Law and Ethics
Why study Law and Ethics?
The Law and Ethics program is designed to expand students’ understanding of both law and ethics. Ethics, the study of the nature of morality and how we ought to live, includes moral and political questions about structuring interpersonal, institutional, and governmental relationships. Furthermore, students will also be encouraged to explore overlaps between moral and political theorizing and other areas of philosophy–raising issues of human nature, knowledge of ourselves and others, testimony, evidence, and expertise–as well as being informed by empirical data from other disciplines.
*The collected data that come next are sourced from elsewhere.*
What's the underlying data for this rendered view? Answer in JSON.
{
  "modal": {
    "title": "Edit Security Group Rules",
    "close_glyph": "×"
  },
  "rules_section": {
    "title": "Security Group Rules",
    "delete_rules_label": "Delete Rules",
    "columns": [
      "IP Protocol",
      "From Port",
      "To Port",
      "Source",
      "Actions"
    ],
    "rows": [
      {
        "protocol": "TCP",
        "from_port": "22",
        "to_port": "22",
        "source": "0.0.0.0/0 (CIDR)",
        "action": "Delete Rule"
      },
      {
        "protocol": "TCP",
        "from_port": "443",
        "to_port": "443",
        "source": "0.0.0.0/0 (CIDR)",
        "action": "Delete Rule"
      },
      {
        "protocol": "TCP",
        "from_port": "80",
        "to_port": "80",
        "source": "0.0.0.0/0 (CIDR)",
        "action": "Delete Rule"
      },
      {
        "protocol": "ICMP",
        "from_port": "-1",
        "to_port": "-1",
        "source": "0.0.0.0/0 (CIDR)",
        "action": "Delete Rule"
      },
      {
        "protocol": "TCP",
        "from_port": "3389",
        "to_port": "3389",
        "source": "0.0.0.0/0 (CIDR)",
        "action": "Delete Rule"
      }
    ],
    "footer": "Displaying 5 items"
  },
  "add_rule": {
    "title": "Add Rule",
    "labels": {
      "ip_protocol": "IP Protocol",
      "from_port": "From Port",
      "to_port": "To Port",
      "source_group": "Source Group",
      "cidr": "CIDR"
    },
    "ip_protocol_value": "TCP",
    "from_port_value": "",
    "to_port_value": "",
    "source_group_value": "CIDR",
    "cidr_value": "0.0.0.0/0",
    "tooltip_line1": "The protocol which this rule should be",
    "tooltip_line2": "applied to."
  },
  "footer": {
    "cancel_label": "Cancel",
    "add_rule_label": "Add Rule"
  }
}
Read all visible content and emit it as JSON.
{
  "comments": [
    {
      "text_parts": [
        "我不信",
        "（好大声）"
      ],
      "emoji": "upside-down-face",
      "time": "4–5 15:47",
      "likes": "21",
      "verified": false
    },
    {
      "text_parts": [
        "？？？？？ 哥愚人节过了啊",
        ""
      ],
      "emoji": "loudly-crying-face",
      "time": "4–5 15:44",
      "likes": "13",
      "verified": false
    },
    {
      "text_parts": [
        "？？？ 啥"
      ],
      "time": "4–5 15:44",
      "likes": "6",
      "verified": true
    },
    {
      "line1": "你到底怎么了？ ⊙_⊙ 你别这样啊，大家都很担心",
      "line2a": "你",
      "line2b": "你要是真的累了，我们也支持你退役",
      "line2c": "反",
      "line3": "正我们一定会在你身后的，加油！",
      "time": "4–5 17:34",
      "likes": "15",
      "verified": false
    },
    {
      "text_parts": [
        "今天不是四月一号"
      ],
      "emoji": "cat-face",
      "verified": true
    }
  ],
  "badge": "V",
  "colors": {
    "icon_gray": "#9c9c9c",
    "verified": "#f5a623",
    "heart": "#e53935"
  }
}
Ethics, understood in this broad sense, is an important starting point for developing a critical understanding of the law and legal institutions. It informs our assessment of the values expressed in different areas of law, such as criminal law, constitutional law, common law, and international justice. Students in this program will learn to evaluate the ethical and philosophical foundations of law in these different areas, to recognize and evaluate the values expressed in legal institutions, and to assess the function of law in creating (or undermining) a just society.
Hands-on learning
Students in this program will gain a firm grounding in the philosophical skills of writing, critical thinking, argumentation, and proficiency working with historical and contemporary texts–expertise that will serve them well, whether they choose to pursue a career in law or other professions in government, the nonprofit sector, health care, technology, or business.
Sample courses offered
- Law and Politics: An examination of the practical and theoretical connections between law and politics. The course will concentrate on contemporary public law issues and constitutional reform in liberal democracies.
- Right & Wrong: Examine theories of right and wrong. Some of the questions students will discuss include: do the ends justify the means? Is right and wrong relative to a culture? Can we justify a particular set of moral rules? Is deception always morally wrong? When, if ever, is killing morally permissible?
- Ethics and Criminal Law: Study topics related to the criminal justice system, including settler and Indigenous definitions of crime, police, courts, and prisons. Ethical questions about these legal topics, considering both defences and critiques of the Canadian system, exploring alternative systems, and attempting to discover what true justice looks like are raised.
- Philosophy of Law: Topics covered often include natural law theory, legal positivism, the separability thesis, relations between law and morality, legal interpretation, the economic analysis of the law, and legal skepticism.